Lembur. Amerika Serikat versus Kanada. Emas dipertaruhkan.
Dalam buku cerita yang berakhir di Olimpiade Musim Dingin 2026, memang demikian Farmington penduduk asli Megan Keller yang mencetak gol emas, mengangkat tim hoki wanita AS meraih kemenangan 2-1 atas rival terberatnya dan hanya mengamankan medali emas Olimpiade ketiga dalam sejarah program.
Keller mencetak gol pada perpanjangan waktu, melewati bek dan mengalahkan kiper Kanada untuk mengakhiri pertandingan dengan cara yang dramatis.
Kemenangan ini menutup perjalanan turnamen yang sempurna bagi Amerika, yang tidak terkalahkan di Milan, mengungguli lawannya 7-0 dan hanya kebobolan dua gol.
Kurang dari 24 jam setelah kemenangan tersebut, Keller masih mengolah momen tersebut sambil merenungkan perayaan tersebut bersama rekan satu timnya.
“Kapan pun Anda melepaskan sarung tangan dan melemparkan tongkat Anda ke udara dan merayakannya bersama rekan satu tim, itu adalah momen yang akan Anda ingat selamanya,” kata Keller.
Perebutan medali emas menambah babak baru dalam salah satu persaingan paling intens dalam olahraga Olimpiade. Kanada memasuki turnamen dengan lima medali emas Olimpiade.
Amerika Serikat sekarang memiliki tiga. Amerika mencari penebusan setelah kalah dari Kanada pada Olimpiade Musim Dingin Beijing 2022.
Meski mendapat tekanan, Keller mengatakan tim mengandalkan pengalaman dan persiapan.
“Kami telah memainkan permainan ini sepanjang hidup kami. Kami telah melewati momen-momen ini dan memimpikannya,” katanya. “Kami telah melakukan semua pekerjaan, dan kami siap.”
Keller bergabung dengan rekan satu timnya Laila Edwards, penyerang veteran Kendall Coyne Schofield, dan MVP tim Caroline Harvey saat perhatian media tertuju pada juara yang baru dinobatkan di dalam NBC Studios A dan B di Milan.

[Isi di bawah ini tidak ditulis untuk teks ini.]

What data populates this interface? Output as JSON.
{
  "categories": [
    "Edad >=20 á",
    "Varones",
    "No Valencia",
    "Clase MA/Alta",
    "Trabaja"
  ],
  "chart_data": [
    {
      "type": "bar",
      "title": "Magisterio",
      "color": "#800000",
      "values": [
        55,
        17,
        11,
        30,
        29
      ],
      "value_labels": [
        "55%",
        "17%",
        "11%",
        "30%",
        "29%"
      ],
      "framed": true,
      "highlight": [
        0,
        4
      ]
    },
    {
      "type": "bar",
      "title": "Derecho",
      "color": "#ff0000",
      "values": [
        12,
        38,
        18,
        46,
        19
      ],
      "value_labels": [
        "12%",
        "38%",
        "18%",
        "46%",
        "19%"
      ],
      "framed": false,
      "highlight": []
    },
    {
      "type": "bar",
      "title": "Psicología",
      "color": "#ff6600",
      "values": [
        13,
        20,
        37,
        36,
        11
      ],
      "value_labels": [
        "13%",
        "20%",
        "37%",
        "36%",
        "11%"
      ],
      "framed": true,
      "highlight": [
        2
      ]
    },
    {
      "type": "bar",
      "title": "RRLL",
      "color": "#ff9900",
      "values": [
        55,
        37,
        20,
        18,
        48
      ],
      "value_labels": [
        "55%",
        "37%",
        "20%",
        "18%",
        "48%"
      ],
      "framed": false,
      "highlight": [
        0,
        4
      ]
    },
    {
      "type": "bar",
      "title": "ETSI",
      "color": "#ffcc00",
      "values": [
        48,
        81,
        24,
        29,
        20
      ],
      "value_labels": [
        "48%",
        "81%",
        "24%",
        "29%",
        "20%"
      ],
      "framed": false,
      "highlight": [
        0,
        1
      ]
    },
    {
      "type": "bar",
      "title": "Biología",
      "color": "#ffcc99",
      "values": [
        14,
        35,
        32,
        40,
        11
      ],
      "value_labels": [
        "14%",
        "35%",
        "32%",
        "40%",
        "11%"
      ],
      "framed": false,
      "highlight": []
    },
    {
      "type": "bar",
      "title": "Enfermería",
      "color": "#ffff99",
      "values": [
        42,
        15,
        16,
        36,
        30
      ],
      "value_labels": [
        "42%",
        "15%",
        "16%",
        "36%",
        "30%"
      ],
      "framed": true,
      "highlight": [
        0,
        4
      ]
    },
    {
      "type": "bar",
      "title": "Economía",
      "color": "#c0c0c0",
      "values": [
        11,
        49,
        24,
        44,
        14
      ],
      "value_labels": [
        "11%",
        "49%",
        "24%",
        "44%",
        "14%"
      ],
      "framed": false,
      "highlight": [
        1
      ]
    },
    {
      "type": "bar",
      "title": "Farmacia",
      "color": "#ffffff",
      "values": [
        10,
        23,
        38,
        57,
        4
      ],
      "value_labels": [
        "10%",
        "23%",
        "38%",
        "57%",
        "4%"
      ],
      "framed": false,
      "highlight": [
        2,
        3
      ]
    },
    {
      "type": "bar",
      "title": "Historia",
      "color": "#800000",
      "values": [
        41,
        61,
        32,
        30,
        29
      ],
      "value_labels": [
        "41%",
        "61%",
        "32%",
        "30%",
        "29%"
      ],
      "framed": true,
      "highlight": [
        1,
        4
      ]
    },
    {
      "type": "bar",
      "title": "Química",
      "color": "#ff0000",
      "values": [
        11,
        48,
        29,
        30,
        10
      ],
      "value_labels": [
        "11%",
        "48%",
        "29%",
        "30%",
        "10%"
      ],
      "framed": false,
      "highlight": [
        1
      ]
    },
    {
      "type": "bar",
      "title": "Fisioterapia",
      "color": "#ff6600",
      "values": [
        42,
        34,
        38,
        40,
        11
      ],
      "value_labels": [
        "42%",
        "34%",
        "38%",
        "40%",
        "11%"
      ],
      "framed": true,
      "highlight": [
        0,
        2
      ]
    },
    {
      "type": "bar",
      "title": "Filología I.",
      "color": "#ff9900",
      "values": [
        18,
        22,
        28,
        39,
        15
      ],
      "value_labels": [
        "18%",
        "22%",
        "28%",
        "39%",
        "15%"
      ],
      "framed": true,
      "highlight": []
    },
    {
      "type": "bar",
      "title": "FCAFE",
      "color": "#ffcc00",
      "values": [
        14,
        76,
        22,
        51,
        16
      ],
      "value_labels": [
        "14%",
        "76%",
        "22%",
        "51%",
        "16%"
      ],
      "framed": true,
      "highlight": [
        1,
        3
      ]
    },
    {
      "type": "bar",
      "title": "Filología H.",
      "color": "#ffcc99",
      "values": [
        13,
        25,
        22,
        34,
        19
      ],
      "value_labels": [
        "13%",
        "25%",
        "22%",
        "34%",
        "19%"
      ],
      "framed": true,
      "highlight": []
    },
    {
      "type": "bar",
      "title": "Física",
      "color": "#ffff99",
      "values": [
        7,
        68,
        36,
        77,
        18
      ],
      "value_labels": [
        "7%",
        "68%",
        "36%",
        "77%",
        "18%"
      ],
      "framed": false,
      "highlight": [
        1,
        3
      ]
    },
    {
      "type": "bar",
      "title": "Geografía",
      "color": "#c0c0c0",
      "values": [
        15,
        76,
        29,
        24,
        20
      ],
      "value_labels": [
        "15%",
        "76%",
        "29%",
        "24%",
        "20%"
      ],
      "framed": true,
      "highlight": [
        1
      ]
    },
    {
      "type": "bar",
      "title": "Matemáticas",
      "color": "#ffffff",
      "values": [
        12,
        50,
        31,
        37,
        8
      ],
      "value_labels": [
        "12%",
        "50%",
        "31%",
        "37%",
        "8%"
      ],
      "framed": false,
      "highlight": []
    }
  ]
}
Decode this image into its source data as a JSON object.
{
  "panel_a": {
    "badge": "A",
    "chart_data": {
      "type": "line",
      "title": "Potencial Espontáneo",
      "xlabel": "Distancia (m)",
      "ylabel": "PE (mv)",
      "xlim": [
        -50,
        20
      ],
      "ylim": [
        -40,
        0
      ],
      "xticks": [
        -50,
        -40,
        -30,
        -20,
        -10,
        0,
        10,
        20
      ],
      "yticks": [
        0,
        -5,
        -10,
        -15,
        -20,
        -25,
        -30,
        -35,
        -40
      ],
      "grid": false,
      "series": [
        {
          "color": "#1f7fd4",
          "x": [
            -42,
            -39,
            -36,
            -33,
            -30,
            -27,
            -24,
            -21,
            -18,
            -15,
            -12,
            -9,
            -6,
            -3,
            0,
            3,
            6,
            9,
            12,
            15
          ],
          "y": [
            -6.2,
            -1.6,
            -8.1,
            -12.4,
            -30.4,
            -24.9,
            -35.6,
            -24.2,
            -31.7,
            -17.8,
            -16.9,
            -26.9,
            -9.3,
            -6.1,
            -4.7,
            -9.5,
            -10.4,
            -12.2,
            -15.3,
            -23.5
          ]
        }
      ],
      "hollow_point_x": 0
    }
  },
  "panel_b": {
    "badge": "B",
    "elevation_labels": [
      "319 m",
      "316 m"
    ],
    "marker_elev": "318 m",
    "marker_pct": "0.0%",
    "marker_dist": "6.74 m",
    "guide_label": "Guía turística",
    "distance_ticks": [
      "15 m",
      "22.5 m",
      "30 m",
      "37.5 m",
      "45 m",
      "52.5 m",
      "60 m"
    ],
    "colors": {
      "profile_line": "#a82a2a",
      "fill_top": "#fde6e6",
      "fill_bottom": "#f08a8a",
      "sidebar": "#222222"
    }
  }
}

Bagi Keller, perjalanannya dimulai di arena Metro Detroit.
Dia dibesarkan di Farmington dan bersekolah di North Farmington High School, tempat dia bermain hoki putra — sebuah pengalaman yang dia hargai karena membangun ketangguhan yang membawanya ke podium Olimpiade.
“Bangga sekali bisa berasal dari Michigan,” kata Keller. “Di sinilah saya menemukan kecintaan saya pada hoki dan memulai karier saya. Ini adalah tempat yang sangat istimewa, dan akan selalu menjadi rumah saya.”
Dia juga menyampaikan pesan kepada atlet-atlet putri muda yang menonton di tenggara Michigan.
“Kami tidak sampai di sini sendirian. Ini karena orang-orang yang mencintai dan mendukung kami,” kata Keller. “Jika Anda ingin mencapai sesuatu, tetapkan pikiran Anda, bekerja keras, dan Anda bisa melakukannya.”
Dari gelanggang es lokal hingga puncak podium Olimpiade, pemenang perpanjangan waktu Megan Keller kini menjadi bagian dari sejarah hoki Michigan.
Hak Cipta 2026 oleh WDIV ClickOnDetroit – Hak cipta dilindungi undang-undang.